While pre-existing medical conditions could very well exacerbate the symptoms of COVID, he said, “I’ve known of some people with COPD, pulmonary fibrosis, or pulmonary hypertension that did get COVID and survived, and made it through OK.”
Dr. Greenspan, who has a passion for bonsai trees and colorful tattoos, has been treating idiopathic pulmonary fibrosis (IPF) since 1995. Back then, such patients were rarely referred to rehab.
“In fact, it was just the opposite. They were told they were too sick for rehab, and to go home and die,” he said. “But I had a very wonderful mentor named Horatio Pineda, who was a physiatrist at NYU. And we used to struggle with this because it hurt us physically and emotionally to have to turn the sickest patients away. And ultimately, we said, ‘you know what, if our choices are go home and wait to die or try rehab and go down fighting, we really have nothing to lose by trying it.’”
Dr. Greenspan and his team started using oxygen in much more liberal quantities while pushing their patients to exercise.

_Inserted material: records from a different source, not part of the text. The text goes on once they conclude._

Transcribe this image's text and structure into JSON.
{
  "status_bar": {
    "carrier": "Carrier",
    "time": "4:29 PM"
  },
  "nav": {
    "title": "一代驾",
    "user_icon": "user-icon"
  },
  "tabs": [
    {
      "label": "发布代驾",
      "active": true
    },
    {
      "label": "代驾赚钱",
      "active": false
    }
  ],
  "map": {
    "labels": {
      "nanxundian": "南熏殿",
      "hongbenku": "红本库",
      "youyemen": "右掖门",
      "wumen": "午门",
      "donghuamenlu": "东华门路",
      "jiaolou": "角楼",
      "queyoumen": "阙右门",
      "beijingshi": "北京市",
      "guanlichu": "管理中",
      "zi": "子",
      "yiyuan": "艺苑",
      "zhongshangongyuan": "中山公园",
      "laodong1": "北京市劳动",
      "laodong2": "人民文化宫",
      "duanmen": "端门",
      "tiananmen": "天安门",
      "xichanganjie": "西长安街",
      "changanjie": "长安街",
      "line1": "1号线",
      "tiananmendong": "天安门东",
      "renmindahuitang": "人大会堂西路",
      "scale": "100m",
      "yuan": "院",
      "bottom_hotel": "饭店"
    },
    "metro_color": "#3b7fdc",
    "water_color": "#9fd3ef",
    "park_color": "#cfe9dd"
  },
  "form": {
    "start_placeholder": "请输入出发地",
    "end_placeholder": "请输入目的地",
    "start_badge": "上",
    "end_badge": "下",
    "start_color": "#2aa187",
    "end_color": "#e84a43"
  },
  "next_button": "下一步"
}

“One of the tragedies of pulmonary fibrosis, and particularly IPF, is that when patients go to the internet and read about pulmonary fibrosis, the first thing they read is [an]average lifespan of 3 to 5 years. It’s terrifying to patients and it’s not necessarily true. First and foremost, it’s based on old data. Secondly, it’s based on a time when the diagnostics were not as good.”

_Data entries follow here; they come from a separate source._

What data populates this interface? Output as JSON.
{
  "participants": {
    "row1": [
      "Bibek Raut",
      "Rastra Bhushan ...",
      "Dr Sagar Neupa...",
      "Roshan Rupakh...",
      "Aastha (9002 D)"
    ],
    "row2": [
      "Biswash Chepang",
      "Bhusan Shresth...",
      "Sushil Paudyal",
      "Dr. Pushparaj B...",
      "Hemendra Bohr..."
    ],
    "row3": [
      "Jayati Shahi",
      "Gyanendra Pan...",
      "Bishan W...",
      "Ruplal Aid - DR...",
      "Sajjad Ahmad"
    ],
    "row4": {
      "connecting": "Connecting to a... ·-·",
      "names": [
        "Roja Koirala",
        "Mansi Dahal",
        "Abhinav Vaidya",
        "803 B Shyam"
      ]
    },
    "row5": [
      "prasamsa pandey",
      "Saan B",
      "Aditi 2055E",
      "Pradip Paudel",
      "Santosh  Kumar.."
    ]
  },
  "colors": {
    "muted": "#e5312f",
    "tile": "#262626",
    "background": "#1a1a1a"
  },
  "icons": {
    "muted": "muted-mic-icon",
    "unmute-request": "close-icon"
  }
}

That’s why it’s crucial that patients see the right specialist, he said.
“Interstitial lung disease is very complex, it’s got a ton of little nuances to it, and it’s not something that every pulmonologist is capable of handling,” he said. “Whereas every pulmonary doctor should be able to handle asthma or COPD, ILD is very different.”
Among the biggest issues IPF patients deal with is the side effects of common therapies such as pirfenidone (Esbriet®) and nintedanib (Ofev®).
“Usually when we take a medication, we expect to feel better, right? And that’s not necessarily the case,” he said. “These medications are not to make you feel better because they don’t reverse fibrosis. But the idea is that we hope that they will prevent fibrosis from continuing to be laid down, right? So that’s one thing that people have to understand.”
Dr. Greenspan said some of his patients have complained of having diarrhea 20, 30, or even 40 times a day as a consequence of these drugs.
“That’s not consistent with leaving the house and living an active life. And it leads us to the question of do you want to live long, or do you want to live well? We hope at some point there’s going to be something that allows both.”
Asked what practical information Dr. Greenspan might offer healthcare professionals when it comes to IPF, he said the most important thing is to keep an open mind.
“First and foremost, keep an open mind. Don’t jump to conclusions. Don’t allow yourself to be tricked into, or don’t trick yourself into, a knee-jerk reaction. Keep your mind open, even when it’s a condition that is not seen very often. But when it does happen, it’s going to be serious.”
He added: “Cast a wide net, continually evaluate and re-evaluate the differential diagnosis, and don’t get set in your ways and don’t get to the point where you assume you know without doing your due diligence.”